2. Hotspot‑aware Rebalancing – When a particular prefix becomes extremely popular, the primary candidate can become overloaded. DualMap then migrates a subset of those requests to their secondary candidate (the other hash result). Migration decisions prioritize secondary instances that are under‑utilized and already hold a substantial portion of the relevant KV cache, thereby alleviating hotspots with minimal cache loss.

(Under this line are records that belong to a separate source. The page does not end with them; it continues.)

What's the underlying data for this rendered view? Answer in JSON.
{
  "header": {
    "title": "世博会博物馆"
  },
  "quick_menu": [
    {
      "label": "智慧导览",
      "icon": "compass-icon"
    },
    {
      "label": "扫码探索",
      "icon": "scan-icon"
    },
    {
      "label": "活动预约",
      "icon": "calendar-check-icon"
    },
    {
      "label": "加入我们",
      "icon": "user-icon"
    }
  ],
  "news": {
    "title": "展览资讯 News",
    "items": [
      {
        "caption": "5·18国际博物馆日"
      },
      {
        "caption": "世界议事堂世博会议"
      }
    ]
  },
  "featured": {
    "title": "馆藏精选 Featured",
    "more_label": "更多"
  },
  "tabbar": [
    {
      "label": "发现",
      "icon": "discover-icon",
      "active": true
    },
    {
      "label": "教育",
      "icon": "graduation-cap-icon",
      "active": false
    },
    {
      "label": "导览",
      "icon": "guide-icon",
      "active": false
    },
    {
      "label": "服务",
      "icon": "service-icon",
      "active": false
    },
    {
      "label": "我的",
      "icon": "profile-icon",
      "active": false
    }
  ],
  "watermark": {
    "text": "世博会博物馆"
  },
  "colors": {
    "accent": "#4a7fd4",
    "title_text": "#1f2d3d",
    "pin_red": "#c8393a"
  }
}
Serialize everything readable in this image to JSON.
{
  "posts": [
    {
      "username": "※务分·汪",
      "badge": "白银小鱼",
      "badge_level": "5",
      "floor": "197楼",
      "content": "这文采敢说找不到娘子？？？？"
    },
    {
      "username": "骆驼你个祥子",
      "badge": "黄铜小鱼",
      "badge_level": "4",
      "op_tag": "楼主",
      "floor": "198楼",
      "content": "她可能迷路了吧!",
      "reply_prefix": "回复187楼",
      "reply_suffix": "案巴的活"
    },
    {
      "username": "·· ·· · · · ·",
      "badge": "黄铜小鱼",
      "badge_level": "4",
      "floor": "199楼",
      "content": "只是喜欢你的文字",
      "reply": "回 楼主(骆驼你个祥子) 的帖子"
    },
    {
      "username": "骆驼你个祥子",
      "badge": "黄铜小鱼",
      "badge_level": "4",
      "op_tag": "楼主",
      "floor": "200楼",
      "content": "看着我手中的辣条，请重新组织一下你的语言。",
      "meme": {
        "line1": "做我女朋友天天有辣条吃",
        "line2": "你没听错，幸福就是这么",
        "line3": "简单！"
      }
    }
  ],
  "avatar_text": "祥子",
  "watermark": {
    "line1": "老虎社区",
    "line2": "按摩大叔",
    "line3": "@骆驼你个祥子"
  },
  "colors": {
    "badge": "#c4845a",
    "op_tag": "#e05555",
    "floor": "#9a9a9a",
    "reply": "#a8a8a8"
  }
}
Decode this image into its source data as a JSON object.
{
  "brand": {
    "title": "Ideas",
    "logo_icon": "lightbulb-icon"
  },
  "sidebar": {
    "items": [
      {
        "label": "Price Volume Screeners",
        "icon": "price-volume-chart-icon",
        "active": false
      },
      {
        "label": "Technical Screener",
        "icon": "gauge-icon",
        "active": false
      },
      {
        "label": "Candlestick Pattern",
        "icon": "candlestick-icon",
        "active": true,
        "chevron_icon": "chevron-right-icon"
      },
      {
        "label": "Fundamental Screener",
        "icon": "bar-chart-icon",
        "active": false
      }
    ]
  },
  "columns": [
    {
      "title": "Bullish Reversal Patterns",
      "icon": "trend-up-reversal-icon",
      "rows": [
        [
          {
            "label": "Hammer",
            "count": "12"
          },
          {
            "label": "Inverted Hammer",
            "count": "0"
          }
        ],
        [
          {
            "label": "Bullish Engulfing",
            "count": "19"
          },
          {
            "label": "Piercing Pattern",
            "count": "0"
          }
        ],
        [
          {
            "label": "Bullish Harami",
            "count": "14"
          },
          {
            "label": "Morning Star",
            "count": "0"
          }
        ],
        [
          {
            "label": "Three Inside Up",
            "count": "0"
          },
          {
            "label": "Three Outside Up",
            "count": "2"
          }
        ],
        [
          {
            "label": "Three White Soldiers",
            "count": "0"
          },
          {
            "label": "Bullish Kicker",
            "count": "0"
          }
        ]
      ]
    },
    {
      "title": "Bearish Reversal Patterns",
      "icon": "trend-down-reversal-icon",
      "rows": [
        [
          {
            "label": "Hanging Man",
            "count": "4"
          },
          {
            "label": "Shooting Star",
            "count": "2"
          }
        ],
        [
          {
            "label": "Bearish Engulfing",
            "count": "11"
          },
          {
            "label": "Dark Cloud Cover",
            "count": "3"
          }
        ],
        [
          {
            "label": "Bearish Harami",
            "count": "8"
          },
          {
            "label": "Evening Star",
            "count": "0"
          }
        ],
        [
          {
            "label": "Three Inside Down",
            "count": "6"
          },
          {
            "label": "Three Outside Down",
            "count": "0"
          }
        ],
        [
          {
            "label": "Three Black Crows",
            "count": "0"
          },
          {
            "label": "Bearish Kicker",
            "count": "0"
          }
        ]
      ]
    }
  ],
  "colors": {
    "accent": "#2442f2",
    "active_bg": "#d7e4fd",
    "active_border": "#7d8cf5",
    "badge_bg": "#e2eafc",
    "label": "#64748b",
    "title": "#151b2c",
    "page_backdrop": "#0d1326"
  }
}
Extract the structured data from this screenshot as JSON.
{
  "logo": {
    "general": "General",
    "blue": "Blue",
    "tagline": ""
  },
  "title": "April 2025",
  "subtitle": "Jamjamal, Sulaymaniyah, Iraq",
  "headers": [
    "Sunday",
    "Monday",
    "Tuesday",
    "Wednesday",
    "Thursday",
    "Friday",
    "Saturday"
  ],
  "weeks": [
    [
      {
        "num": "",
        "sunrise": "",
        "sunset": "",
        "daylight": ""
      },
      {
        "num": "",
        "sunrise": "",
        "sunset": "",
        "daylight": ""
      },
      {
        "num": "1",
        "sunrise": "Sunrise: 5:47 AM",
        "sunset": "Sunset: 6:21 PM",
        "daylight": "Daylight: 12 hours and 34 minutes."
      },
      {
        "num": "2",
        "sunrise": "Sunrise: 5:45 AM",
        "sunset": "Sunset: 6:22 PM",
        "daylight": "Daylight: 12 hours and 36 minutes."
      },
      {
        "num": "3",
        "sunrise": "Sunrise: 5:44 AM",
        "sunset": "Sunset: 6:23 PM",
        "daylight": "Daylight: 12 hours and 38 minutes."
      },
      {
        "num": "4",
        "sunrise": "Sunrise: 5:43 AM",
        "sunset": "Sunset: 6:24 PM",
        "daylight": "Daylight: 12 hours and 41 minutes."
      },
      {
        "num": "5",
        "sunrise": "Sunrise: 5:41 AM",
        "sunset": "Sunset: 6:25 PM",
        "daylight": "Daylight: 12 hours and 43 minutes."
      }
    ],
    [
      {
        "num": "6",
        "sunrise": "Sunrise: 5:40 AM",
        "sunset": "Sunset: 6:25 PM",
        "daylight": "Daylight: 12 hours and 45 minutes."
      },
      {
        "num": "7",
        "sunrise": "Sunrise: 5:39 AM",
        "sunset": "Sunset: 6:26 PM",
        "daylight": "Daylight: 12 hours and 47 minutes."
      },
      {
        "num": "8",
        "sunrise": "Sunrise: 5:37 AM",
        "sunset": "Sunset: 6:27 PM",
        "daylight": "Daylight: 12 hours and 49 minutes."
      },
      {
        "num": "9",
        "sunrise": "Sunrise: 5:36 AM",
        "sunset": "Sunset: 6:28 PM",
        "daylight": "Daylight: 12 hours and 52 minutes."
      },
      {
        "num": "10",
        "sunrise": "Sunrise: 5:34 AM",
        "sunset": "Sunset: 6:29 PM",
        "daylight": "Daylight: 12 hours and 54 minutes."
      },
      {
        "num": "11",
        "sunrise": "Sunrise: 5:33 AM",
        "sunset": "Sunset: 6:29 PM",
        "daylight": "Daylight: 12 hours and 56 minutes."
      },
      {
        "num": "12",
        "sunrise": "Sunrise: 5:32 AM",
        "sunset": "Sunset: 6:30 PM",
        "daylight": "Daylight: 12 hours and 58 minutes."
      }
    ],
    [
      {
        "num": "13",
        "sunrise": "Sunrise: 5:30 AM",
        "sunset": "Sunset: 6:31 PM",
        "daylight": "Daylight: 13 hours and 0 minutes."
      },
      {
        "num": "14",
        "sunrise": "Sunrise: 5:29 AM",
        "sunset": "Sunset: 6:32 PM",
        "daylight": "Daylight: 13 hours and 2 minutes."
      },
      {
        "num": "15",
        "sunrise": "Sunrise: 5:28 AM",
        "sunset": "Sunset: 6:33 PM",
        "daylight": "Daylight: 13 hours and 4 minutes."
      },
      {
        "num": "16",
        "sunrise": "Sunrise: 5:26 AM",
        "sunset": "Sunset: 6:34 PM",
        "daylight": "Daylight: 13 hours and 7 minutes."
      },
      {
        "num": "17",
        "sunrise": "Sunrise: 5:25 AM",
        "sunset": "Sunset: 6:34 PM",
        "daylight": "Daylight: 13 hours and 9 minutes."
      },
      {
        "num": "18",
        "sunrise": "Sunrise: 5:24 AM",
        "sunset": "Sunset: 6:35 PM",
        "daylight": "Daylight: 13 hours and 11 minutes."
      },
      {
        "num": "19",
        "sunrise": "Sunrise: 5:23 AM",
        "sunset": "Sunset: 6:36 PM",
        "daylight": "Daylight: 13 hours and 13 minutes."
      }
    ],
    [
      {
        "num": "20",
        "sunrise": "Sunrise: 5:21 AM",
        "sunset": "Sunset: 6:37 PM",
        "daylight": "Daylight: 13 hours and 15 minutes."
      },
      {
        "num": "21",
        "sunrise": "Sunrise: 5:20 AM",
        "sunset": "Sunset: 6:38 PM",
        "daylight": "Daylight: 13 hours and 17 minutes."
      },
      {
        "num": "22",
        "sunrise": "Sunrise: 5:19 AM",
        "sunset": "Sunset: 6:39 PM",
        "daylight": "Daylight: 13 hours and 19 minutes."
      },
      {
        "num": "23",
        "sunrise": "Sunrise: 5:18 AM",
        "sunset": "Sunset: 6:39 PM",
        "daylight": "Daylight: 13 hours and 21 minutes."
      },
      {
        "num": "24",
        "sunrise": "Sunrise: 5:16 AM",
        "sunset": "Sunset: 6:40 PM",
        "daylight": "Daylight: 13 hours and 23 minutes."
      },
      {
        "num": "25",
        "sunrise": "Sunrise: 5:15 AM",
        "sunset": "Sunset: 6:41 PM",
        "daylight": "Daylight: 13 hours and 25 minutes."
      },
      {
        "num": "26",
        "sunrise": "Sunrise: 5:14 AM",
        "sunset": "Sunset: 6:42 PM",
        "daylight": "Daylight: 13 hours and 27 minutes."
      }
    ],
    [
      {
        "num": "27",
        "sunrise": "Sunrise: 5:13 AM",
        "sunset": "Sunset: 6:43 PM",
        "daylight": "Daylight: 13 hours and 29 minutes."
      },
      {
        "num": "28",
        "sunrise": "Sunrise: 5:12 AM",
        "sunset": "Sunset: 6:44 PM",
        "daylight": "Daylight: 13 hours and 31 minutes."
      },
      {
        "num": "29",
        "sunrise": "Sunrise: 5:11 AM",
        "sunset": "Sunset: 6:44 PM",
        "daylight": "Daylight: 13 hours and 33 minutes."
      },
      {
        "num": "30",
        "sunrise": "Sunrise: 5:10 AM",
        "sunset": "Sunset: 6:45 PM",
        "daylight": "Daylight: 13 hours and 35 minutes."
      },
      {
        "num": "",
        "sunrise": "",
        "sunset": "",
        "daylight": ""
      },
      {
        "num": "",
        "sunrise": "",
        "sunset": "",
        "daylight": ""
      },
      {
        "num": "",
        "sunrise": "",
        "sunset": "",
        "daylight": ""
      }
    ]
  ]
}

3. Lightweight Dual‑hash‑Ring Scaling – Scaling the cluster (adding or removing instances) traditionally requires a full remapping of the hash space, which would invalidate many cached prefixes. DualMap instead organizes instances on two independent consistent‑hash rings. Because mapping depends only on relative positions on the rings, a scaling event affects only the neighboring segment of each ring, limiting remapping impact to O(1/n) of the total requests. This enables fast elasticity with negligible cache disruption.

The authors implemented DualMap on top of the vLLM inference engine and evaluated it with real‑world workloads: a conversational dataset and a tool‑agent dataset, both served on an 8‑node cluster running the Qwen2.5‑7B model. Baselines included Mooncake, Preble, Dynamo, and a pure “least‑loaded” scheduler. Results show that DualMap achieves a cache‑hit rate close to the cache‑affinity baseline (≈ 1.2× higher than least‑loaded) while maintaining a coefficient‑of‑variation (CV) for load that is comparable to the pure load‑balancing approach. Under the same TTFT SLO, DualMap’s effective request capacity—defined as the fraction of requests meeting the SLO—increases up to 2.25× relative to the best prior method. Hotspot‑aware rebalancing reduces overload on hot instances by more than 30 % in skewed scenarios, and the dual‑hash‑ring scaling experiment demonstrates less than 5 % cache‑hit degradation when nodes are added or removed.

In summary, DualMap offers a simple yet powerful solution: by giving each request two possible destinations and intelligently picking the better one based on current load and SLO constraints, it reconciles the long‑standing trade‑off between cache affinity and load balancing in distributed LLM serving. The approach is theoretically grounded, incurs minimal overhead, and delivers substantial practical gains, making it a compelling candidate for production‑grade LLM inference platforms that must handle highly skewed, latency‑sensitive traffic at scale.